Esta nos habla de una mujer (Isabelle Huppert) con hija en casa y madre en una residencia que trabaja como intérprete del árabe para la policía, envuelta en una operación para atrapar a los enlaces de un envío de hachís desde Marruecos hasta París. Entre idas y venidas para visitar a la madre, el trabajo de escucha y traducción y el flirteo con el inspector que interpreta Hippolyte Girardot, un guion caprichoso pone a nuestra protagonista en la tesitura de saltarse la ley y el código deontológico, asunto este que dispara el filme, hasta entonces en un fláccido tono dramático, hacia el territorio de la picaresca cuando ésta decide quedarse con parte del alijo para gestionar ella misma las ventas a los pequeños narcos locales.

Mamá María se sigue entonces con desconcierto apenas seducidos por el encanto transformista y políglota de la Huppert y el inocente juego del escondite que la lleva a sumergirse en el mundo de la delincuencia y las guerras de bandas (árabes y también asiáticas, en otro estereotipo de dudoso gusto) mientras la policía y su propio amante le pisan los talones.
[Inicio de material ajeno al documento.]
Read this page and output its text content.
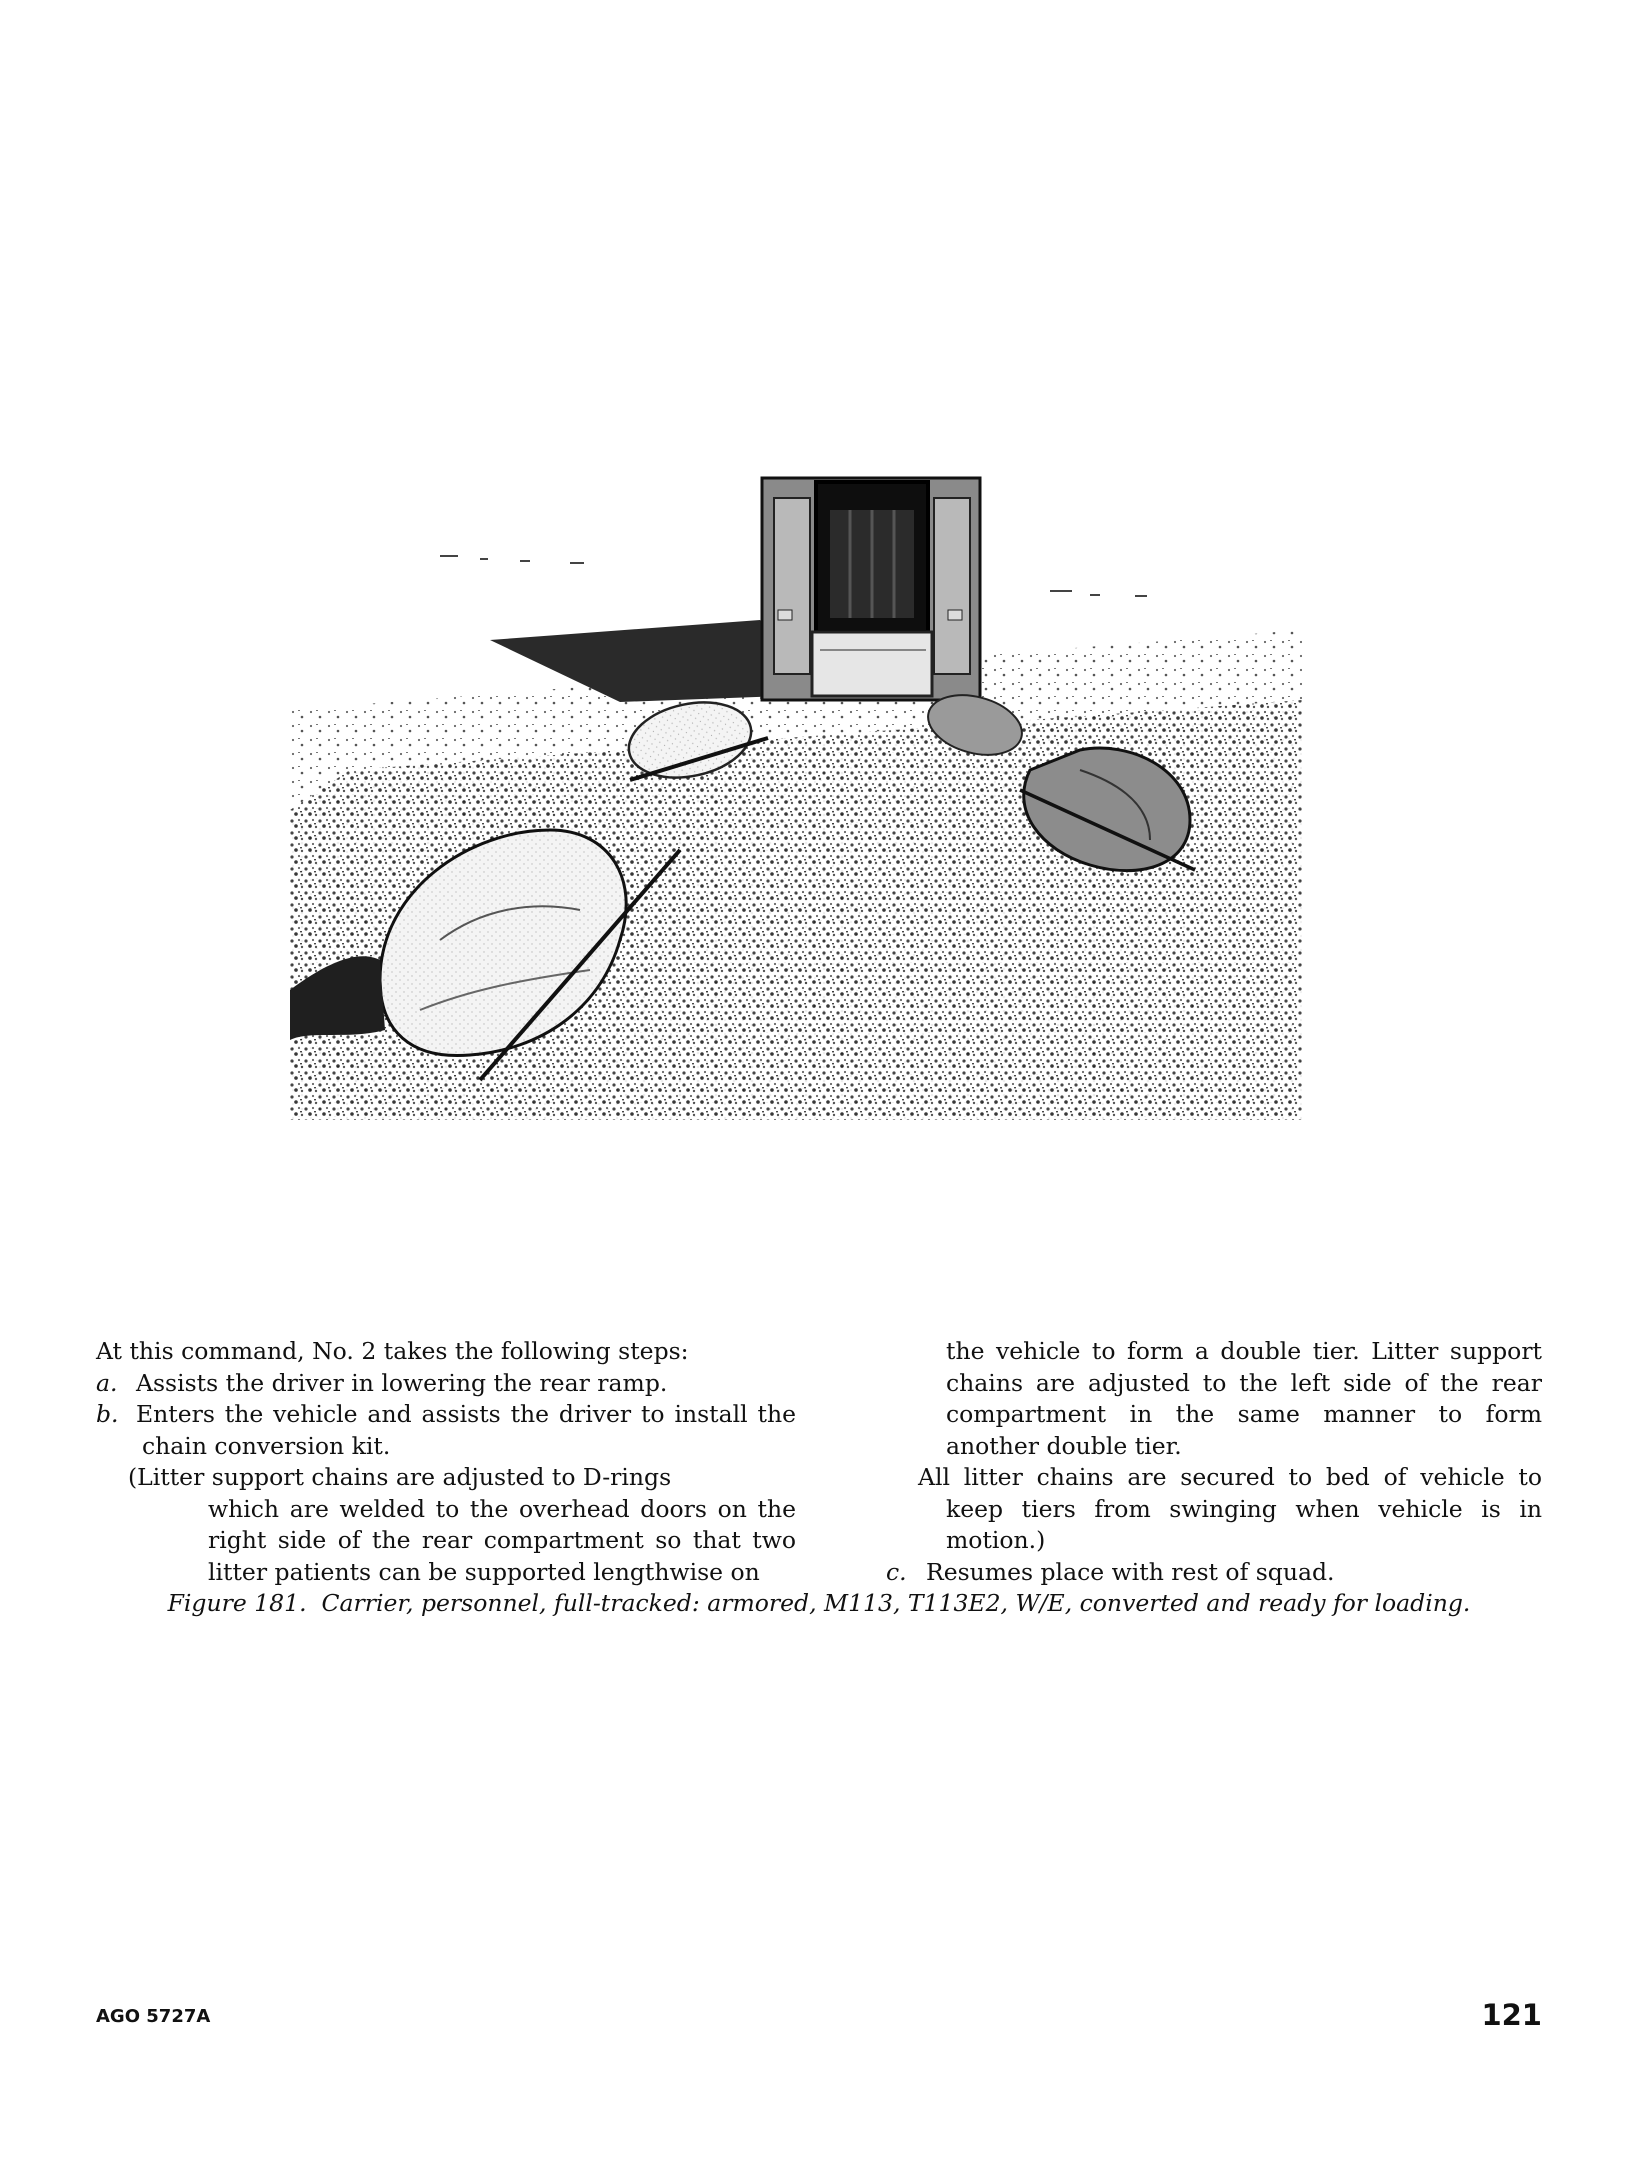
At this command, No. 2 takes the following steps:

a. Assists the driver in lowering the rear ramp.

b. Enters the vehicle and assists the driver to install the chain conversion kit.

(Litter support chains are adjusted to D-rings

which are welded to the overhead doors on the right side of the rear compartment so that two litter patients can be supported lengthwise on

the vehicle to form a double tier. Litter support chains are adjusted to the left side of the rear compartment in the same manner to form another double tier.

All litter chains are secured to bed of vehicle to keep tiers from swinging when vehicle is in motion.)

c. Resumes place with rest of squad.

Figure 181. Carrier, personnel, full-tracked: armored, M113, T113E2, W/E, converted and ready for loading.
AGO 5727A	121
Si han seguido leyendo hasta aquí, comprobarán que la cosa, así contada, pudiera parecer entretenida y hasta divertida, pero no; la cinta de Jean-Paul Salomé (Arsène Lupin, Espías en la sombra, El camaleón) se queda en un territorio sin intriga ni comicidad, en un retrato de personaje sin rumbo y en un tono indefinido que no consigue captar nuestra atención ni siquiera cuando la Huppert toma las riendas del barco a la deriva y aprieta el histrión.